Kiplinger's Personal Finances Ryan Wilk in 2009 called Zenni's website "usable but [a] downright eyesore". Wilk purchased glasses from Zenni and compared them to those he could have gotten from Oliver Peoples which would have cost several hundred more. He said, "My pair was not as sturdy as the Peoples pair, but they looked just as sharp, and I could see just fine." According to the Wirecutter, "Despite Zenni's ultra-low prices, we found that it surpassed our expectations, sometimes impressively so."

Revieweds Madison Durham criticized Zenni for being "a bit low on amenities" when contrasted with competitors and said glasses for competitors had a better prescription standard compared to the glasses she received from Zenni. She praised it for having "awesome product lines available for kids and teens". She said the teen glasses frames "managed to be trendy without trying too hard" and lauded how the kids' products were very sturdy glasses "that's designed to move as they move and stand up to play". StyleCaster's Kristen Bousquet wrote, "Does a lower price point mean lower quality? And with Zenni, it actually didn't. I was genuinely surprised to find that Zenni's frames held up to my day-to-day manhandling as well as the other frames I tested for this piece." Popular Mechanicss Eleanor Hildebrandt said that the outlet is a good option for people who frequently damage their glasses.

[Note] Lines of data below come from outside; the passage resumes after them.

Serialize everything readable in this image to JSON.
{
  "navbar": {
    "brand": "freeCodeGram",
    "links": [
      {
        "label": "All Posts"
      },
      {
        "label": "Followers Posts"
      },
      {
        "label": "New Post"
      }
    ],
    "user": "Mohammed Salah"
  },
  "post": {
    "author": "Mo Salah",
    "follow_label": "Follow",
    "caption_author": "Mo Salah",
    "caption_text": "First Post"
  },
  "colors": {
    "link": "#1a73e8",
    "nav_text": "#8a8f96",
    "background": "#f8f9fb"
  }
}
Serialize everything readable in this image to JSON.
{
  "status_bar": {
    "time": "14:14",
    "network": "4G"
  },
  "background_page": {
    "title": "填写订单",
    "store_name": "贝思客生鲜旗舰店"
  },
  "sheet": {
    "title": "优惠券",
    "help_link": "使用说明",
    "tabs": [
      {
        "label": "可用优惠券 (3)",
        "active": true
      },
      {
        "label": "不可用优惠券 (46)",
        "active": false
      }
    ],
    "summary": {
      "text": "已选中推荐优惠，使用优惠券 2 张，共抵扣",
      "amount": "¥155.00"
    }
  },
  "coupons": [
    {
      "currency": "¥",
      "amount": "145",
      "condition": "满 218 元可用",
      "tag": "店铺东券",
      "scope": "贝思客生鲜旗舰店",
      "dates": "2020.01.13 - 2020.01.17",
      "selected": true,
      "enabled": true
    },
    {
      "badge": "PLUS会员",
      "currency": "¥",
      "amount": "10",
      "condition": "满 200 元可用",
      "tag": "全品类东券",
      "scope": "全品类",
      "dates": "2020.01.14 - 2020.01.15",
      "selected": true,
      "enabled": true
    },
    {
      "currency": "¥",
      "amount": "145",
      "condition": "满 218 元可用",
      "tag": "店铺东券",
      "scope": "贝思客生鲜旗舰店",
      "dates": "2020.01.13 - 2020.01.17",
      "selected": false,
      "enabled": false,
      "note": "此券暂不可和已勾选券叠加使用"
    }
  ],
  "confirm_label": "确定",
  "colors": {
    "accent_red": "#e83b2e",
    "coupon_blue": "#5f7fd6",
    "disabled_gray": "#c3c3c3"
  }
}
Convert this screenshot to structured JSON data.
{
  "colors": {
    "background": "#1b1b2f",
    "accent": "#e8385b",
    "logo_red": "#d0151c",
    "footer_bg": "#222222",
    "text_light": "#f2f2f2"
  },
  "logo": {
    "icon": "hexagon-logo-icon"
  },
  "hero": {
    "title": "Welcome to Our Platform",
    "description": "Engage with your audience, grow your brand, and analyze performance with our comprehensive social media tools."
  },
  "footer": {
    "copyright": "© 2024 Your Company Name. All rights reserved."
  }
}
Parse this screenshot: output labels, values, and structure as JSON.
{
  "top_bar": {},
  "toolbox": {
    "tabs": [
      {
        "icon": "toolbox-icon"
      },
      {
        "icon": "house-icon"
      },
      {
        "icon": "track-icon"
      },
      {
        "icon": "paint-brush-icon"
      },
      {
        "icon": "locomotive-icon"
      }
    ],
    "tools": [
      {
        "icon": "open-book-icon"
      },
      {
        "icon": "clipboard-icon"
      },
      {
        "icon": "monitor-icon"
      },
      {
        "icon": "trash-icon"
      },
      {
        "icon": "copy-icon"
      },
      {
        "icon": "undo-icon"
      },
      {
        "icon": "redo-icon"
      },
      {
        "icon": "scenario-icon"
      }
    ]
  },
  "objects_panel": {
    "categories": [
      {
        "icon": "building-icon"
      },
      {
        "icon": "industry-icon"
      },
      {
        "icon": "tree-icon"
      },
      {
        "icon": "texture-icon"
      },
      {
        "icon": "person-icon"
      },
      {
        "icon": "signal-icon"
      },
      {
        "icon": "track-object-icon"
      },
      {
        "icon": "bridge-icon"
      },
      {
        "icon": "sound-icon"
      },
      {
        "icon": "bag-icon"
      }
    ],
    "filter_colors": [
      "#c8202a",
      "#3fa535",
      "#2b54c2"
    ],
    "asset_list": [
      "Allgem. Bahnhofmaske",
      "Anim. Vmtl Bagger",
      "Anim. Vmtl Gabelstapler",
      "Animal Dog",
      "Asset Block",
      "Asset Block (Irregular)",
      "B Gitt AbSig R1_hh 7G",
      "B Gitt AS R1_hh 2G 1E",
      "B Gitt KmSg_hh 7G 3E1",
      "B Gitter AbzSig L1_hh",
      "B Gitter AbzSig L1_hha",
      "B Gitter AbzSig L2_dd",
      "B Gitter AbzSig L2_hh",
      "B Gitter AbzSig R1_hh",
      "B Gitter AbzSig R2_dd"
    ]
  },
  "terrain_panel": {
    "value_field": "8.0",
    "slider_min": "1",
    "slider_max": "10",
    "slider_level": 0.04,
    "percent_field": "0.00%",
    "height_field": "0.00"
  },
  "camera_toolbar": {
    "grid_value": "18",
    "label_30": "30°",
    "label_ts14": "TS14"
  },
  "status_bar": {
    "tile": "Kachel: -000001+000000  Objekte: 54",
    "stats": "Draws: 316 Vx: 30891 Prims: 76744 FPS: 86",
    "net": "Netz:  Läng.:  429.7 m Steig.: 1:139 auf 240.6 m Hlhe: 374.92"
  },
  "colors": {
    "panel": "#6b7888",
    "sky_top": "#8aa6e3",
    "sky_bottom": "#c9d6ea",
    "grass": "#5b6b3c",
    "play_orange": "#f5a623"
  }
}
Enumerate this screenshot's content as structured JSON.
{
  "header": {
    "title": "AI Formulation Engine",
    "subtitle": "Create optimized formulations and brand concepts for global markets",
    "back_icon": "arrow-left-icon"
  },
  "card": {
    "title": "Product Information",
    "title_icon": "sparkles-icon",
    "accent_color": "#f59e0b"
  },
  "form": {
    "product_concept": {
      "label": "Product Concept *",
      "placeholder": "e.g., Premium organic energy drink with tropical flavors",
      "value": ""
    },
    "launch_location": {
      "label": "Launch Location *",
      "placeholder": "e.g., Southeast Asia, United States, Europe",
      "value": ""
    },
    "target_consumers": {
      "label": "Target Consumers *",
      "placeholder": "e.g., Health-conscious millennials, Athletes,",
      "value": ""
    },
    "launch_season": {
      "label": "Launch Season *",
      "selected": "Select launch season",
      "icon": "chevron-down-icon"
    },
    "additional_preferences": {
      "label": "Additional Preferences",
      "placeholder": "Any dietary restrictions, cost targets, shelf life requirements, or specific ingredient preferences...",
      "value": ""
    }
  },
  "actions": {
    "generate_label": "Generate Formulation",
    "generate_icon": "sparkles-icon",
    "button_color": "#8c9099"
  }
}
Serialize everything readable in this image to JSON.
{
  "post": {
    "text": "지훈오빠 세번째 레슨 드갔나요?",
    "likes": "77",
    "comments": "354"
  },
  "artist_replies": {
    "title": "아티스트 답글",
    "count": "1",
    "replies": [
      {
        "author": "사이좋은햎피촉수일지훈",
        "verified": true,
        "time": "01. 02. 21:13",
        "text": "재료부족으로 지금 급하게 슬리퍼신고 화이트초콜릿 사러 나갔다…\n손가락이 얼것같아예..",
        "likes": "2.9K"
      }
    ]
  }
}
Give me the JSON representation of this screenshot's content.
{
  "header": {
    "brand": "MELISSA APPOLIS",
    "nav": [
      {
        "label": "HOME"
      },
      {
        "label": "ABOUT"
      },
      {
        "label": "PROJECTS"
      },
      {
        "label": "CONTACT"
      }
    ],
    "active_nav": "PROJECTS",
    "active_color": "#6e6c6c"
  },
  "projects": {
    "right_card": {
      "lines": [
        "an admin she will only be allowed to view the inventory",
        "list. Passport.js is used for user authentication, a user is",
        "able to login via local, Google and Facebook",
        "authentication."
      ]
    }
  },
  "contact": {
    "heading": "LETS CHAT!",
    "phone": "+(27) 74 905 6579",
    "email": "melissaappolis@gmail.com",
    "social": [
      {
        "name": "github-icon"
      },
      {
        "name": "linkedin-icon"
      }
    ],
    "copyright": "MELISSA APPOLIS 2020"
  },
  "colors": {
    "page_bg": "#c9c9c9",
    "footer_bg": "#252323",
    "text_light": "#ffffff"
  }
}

Clark Howard said Zenni eyeglasses have such low prices for two reasons: Zenni manufactures them in China and once the glasses are sold, there is no customer service. He said the latter reason has "led some of my listeners to become disenchanted with Zenni" though he said he did not have issues through several purchases through Zenni." Los Angeles Times consumer columnist David Lazarus wrote in 2019 of Zenni, "The more you rely on complex lenses, premium coatings and prisms, the more of a risk you'll face that things might not work out." He noted that the company was unable to support his prescription that required both prism correction and progressive lens so he had to purchase two glasses. After receiving the glasses, Lazarus found that the frames "had looked pretty cool online [but] appeared a bit cheaper in person". He found that the "overall quality was pretty good" even though he had to ask his optician to alter the frames since they had trouble fitting properly.